Этот жестокий акт отмщения, как и множество других поступков Суллы, был очень хорошо спланирован. Он предпринял его не только для того, чтобы запугать всех тех самнитов и луканцев, кто ещё намеревался сразиться с ним, но и для того, чтобы устрашить сенат и дать понять даже тем, кто принадлежал к его партии, что он хозяин, а не слуга. Цель была легко достигнута, но добиться её можно было бы и с куда меньшими проявлениями жестокости, так что его порочность проявилась даже в расчёте его действий. Следующей жертвой стал гарнизон Пренесты, который был вынужден сдаться после битвы у Коллинских ворот. Все до единого десять тысяч воинов были убиты. Молодой Марий, понимавший, что его ожидает, сам покончил с собой. Его голову принесли Сулле, и тот, бросив на неё безразличный холодный взгляд, произнёс: «Прежде чем стать рулевым, нужно научиться грести».

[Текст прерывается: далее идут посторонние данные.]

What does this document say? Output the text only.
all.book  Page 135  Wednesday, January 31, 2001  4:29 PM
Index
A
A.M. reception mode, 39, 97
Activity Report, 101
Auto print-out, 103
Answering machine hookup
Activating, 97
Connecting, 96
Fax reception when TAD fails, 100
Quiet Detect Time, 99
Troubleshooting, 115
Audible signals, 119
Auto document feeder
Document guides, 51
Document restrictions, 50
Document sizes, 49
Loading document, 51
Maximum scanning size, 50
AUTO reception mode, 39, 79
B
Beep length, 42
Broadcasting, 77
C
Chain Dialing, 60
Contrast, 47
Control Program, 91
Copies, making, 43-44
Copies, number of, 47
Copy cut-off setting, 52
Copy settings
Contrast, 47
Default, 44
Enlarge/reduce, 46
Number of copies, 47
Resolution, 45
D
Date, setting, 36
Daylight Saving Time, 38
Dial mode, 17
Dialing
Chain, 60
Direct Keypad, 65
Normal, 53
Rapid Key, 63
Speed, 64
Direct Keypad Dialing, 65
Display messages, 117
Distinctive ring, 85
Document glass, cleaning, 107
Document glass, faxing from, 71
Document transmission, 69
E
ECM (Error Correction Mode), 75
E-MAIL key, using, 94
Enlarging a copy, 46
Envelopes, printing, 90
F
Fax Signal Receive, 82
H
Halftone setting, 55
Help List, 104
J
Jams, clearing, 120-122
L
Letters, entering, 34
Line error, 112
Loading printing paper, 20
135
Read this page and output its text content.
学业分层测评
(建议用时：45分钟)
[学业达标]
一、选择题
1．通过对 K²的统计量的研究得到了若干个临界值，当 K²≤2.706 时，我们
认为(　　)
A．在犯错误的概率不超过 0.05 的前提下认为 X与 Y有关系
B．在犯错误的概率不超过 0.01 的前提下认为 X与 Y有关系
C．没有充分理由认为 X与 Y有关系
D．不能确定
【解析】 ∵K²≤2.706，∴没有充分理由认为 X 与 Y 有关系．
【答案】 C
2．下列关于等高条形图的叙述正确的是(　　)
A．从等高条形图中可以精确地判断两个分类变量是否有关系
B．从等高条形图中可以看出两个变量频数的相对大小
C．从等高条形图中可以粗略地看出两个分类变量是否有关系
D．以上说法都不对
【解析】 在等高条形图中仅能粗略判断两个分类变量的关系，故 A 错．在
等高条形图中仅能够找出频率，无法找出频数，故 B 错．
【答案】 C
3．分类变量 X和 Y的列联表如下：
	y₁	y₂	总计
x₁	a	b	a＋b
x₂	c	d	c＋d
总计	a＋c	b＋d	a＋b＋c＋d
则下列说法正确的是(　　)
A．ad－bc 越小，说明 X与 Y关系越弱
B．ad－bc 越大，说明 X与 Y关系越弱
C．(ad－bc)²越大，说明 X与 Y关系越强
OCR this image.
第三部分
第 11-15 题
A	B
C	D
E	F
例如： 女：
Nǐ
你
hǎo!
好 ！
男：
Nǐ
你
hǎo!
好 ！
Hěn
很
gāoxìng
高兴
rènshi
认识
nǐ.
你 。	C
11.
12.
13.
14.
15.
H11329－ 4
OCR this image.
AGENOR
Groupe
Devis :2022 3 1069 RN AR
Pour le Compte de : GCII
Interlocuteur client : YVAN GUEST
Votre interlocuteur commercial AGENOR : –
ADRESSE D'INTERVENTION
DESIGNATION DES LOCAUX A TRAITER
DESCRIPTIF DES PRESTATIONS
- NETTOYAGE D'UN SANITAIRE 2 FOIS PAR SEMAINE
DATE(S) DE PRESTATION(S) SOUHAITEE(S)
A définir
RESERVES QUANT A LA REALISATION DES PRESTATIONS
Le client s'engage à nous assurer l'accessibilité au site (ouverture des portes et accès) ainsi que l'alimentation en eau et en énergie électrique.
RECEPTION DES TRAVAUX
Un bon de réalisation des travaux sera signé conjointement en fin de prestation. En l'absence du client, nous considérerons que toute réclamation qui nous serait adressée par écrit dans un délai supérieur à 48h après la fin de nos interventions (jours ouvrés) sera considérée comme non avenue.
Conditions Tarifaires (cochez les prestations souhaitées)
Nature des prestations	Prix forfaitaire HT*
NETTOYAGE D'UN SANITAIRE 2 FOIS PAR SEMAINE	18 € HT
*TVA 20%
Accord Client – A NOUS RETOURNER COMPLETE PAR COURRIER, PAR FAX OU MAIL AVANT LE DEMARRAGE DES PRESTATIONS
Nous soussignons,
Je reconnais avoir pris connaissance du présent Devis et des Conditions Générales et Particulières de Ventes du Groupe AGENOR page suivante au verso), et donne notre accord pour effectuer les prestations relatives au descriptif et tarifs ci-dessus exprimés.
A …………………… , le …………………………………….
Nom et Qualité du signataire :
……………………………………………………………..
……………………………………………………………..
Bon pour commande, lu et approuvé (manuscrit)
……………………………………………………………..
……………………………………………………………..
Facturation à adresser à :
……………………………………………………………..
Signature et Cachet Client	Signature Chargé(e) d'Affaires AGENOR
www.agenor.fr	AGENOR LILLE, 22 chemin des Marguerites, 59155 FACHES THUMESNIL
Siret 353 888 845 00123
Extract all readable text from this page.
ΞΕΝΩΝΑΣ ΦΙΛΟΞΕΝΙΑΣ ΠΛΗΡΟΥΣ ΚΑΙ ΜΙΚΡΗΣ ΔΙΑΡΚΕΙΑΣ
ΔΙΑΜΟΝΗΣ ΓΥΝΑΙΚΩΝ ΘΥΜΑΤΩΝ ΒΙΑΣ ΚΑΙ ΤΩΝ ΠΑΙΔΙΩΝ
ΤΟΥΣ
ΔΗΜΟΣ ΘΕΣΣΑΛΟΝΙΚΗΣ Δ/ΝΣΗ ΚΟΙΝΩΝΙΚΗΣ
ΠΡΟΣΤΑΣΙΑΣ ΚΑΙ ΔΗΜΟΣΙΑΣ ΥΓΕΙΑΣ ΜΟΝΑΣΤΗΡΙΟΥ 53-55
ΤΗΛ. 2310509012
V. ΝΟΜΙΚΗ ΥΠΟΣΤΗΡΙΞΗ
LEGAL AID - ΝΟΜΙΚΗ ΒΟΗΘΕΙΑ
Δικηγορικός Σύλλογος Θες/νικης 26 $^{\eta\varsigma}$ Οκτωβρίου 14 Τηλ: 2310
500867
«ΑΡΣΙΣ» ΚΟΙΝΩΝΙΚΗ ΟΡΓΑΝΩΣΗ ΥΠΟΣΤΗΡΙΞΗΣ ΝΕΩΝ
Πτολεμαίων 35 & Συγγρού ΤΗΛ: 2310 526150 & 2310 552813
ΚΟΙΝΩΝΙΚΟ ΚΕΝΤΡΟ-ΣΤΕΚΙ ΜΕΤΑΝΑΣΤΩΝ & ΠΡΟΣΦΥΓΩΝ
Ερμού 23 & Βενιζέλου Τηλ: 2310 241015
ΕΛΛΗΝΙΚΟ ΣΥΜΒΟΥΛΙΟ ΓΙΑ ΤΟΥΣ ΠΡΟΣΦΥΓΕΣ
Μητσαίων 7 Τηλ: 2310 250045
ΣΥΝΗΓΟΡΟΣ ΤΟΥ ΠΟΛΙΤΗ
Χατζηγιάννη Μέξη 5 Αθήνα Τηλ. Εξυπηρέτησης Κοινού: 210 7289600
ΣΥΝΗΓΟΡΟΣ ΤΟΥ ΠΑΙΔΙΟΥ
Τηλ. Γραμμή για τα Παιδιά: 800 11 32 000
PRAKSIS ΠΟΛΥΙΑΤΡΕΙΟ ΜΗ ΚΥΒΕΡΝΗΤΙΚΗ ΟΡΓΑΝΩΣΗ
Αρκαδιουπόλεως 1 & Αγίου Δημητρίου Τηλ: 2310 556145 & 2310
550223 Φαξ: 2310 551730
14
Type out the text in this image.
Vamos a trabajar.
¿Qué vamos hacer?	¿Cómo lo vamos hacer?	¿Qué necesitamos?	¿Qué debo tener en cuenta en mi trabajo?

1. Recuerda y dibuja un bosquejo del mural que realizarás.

Но куда более ужасными, чем эти массовые казни, были убийства, совершаемые изо дня в день в Риме и по всей Италии, потому что они были менее предсказуемы. Никто, независимо от занимаемого положения, не мог быть спокоен за свою жизнь, если имел какие бы то ни было связи с партией Мария. К тому моменту вполне естественным и оправданным считалось то, что все личные враги Суллы должны быть уничтожены, но когда так много других людей погибало на улицах города без особых на то причин, даже члены партии Суллы начали чувствовать определённую тревогу. Один из них, некий Метелл, попытался спросить Суллу в сенате, может ли он успокоить общественность и хотя бы приблизительно сказать, сколько ещё людей пострадает. Сулла пообещал рассмотреть этот вопрос и на следующий день опубликовал список, или так называемую проскрипцию, включающую восемьдесят имён тех, кто должен был умереть. На следующий день появился новый список, содержащий двести двадцать имён, и достаточно регулярно зачитывались новые. За убийство лиц из списков или информацию о них предлагалась награда. Вся собственность этих людей конфисковывалась, а их сыновья и внуки лишались какого-либо права занимать общественные посты. Многих предали или убили их рабы и даже сыновья, которые таким образом пытались оставить себе часть собственности отцов. Другие решили, что наступило подходящее время, чтобы таким способом расправиться с личными врагами. Например, молодой Катилина, который позже стал занимать довольно значительное положение, сначала убил своего старшего брата, а потом, стараясь избежать наказания и получить награду, использовал своё влияние на Суллу для того, чтобы имя брата было внесено в проскрипционные листы. Говорили, что эти списки, прежде чем они стали появляться, содержали около пяти тысяч имён, но в действительности число жертв намного превосходило эту цифру. Следуя примеру Мария, который, осуществляя свой план возмездия, использовал банду освобождённых рабов, чья жестокость могла сравниться с его собственной, Сулла делал то же самое, но в ещё больших масштабах и более организованно. Из числа рабов, принадлежавших его жертвам, он освободил десять тысяч самых молодых и сильных. Их назвали по имени самого Суллы – Корнелиями. Рядом с хозяином их удерживало чувство личной благодарности и материальная заинтересованность. Многие жестокости совершались их руками.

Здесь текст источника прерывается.